| AVS 55th International Symposium & Exhibition | |
| Biological, Organic, and Soft Materials Focus Topic | Tuesday Sessions |
| Session BO+PS+AS+BI+SS-TuA |
| Session: | Plasma-deposited Polymer and Organic Surfaces in Biological Applications |
| Presenter: | S. Forster, University of Sheffield, UK |
| Authors: | S. Forster, University of Sheffield, UK A.G. Pereira-Medrano, University of Sheffield, UK M. Salim, University of Sheffield, UK P.C. Wright, University of Sheffield, UK S.L. McArthur, University of Sheffield, UK |
| Correspondent: | Click to Email |
Microfluidic systems are becoming increasingly important for a wide range of bioengineering applications including proteomics and protein separations. Polydimethylsiloxane (PDMS) has proved to be the most popular material for microfluidic device production in the laboratory due to its many advantages over traditional materials.

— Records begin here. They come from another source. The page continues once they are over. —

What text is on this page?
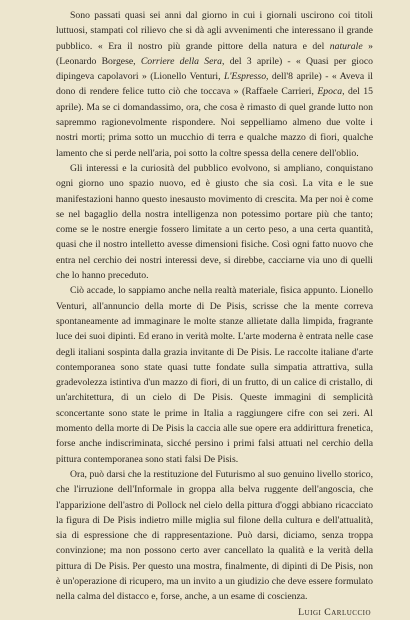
Sono passati quasi sei anni dal giorno in cui i giornali uscirono coi titoli luttuosi, stampati col rilievo che si dà agli avvenimenti che interessano il grande pubblico. « Era il nostro più grande pittore della natura e del naturale » (Leonardo Borgese, Corriere della Sera, del 3 aprile) - « Quasi per gioco dipingeva capolavori » (Lionello Venturi, L'Espresso, dell'8 aprile) - « Aveva il dono di rendere felice tutto ciò che toccava » (Raffaele Carrieri, Epoca, del 15 aprile). Ma se ci domandassimo, ora, che cosa è rimasto di quel grande lutto non sapremmo ragionevolmente rispondere. Noi seppelliamo almeno due volte i nostri morti; prima sotto un mucchio di terra e qualche mazzo di fiori, qualche lamento che si perde nell'aria, poi sotto la coltre spessa della cenere dell'oblio.

Gli interessi e la curiosità del pubblico evolvono, si ampliano, conquistano ogni giorno uno spazio nuovo, ed è giusto che sia così. La vita e le sue manifestazioni hanno questo inesausto movimento di crescita. Ma per noi è come se nel bagaglio della nostra intelligenza non potessimo portare più che tanto; come se le nostre energie fossero limitate a un certo peso, a una certa quantità, quasi che il nostro intelletto avesse dimensioni fisiche. Così ogni fatto nuovo che entra nel cerchio dei nostri interessi deve, si direbbe, cacciarne via uno di quelli che lo hanno preceduto.

Ciò accade, lo sappiamo anche nella realtà materiale, fisica appunto. Lionello Venturi, all'annuncio della morte di De Pisis, scrisse che la mente correva spontaneamente ad immaginare le molte stanze allietate dalla limpida, fragrante luce dei suoi dipinti. Ed erano in verità molte. L'arte moderna è entrata nelle case degli italiani sospinta dalla grazia invitante di De Pisis. Le raccolte italiane d'arte contemporanea sono state quasi tutte fondate sulla simpatia attrattiva, sulla gradevolezza istintiva d'un mazzo di fiori, di un frutto, di un calice di cristallo, di un'architettura, di un cielo di De Pisis. Queste immagini di semplicità sconcertante sono state le prime in Italia a raggiungere cifre con sei zeri. Al momento della morte di De Pisis la caccia alle sue opere era addirittura frenetica, forse anche indiscriminata, sicché persino i primi falsi attuati nel cerchio della pittura contemporanea sono stati falsi De Pisis.

Ora, può darsi che la restituzione del Futurismo al suo genuino livello storico, che l'irruzione dell'Informale in groppa alla belva ruggente dell'angoscia, che l'apparizione dell'astro di Pollock nel cielo della pittura d'oggi abbiano ricacciato la figura di De Pisis indietro mille miglia sul filone della cultura e dell'attualità, sia di espressione che di rappresentazione. Può darsi, diciamo, senza troppa convinzione; ma non possono certo aver cancellato la qualità e la verità della pittura di De Pisis. Per questo una mostra, finalmente, di dipinti di De Pisis, non è un'operazione di ricupero, ma un invito a un giudizio che deve essere formulato nella calma del distacco e, forse, anche, a un esame di coscienza.

Luigi Carluccio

However, PDMS has some fundamental problems, namely a lack of functionality present at the surface, high protein fouling and inability to retain stable surface modification due to its motile hydrophobic monomer. These factors can lead to the loss of specificity and sensitivity in many bioassays. Plasma polymerisation is a method of depositing a uniform polymeric coating onto a surface, while retaining the desired functionality of the monomer. Hence, plasma polymerisation presents a versatile approach for surface modification and patterning of device channels. The wide range of monomers available for plasma polymerisation makes this approach even more suitable for use in systems where multiple surface properties within a single device are required. The aim of this work was firstly to investigate methods to produce stable plasma polymer patterns on PDMS. The coatings chosen include acrylic acid and maleic anhydride for their functional groups and tetraglyme to reduce non-specific protein adsorption. Patterning using photolithographic techniques and subsequent specific biomolecule immobilisation was achieved. Surface characterization using XPS and ToF-SIMS was used to ensure the spatial, chemical and biomolecule resolution of the device surfaces produced. This ability to combine microfluidics with spatially defined reactive regions on a ‘non-fouling’ background was then used in a number of applications to show the diversity and efficiency of the devices. Protein digestion by immobilized trypsin using single flow-through experiments in PDMS devices was improved using plasma polymer functionalized channels. The results achieved using mass spectrometry showed an increase in speed and sensitivity of the digestion as well as superior device reliability. Finally, plasma functionalized channels were used to investigate the effect of ampholyte adsorption onto device walls in isoelectric focusing (IEF). By coating channels with a tetraglyme plasma polymer an increase in sensitivity and reproducibility of IEF measurement was achieved. This technique can also increase the ‘lifetime’ of the device by ensuring channel properties were unchanged.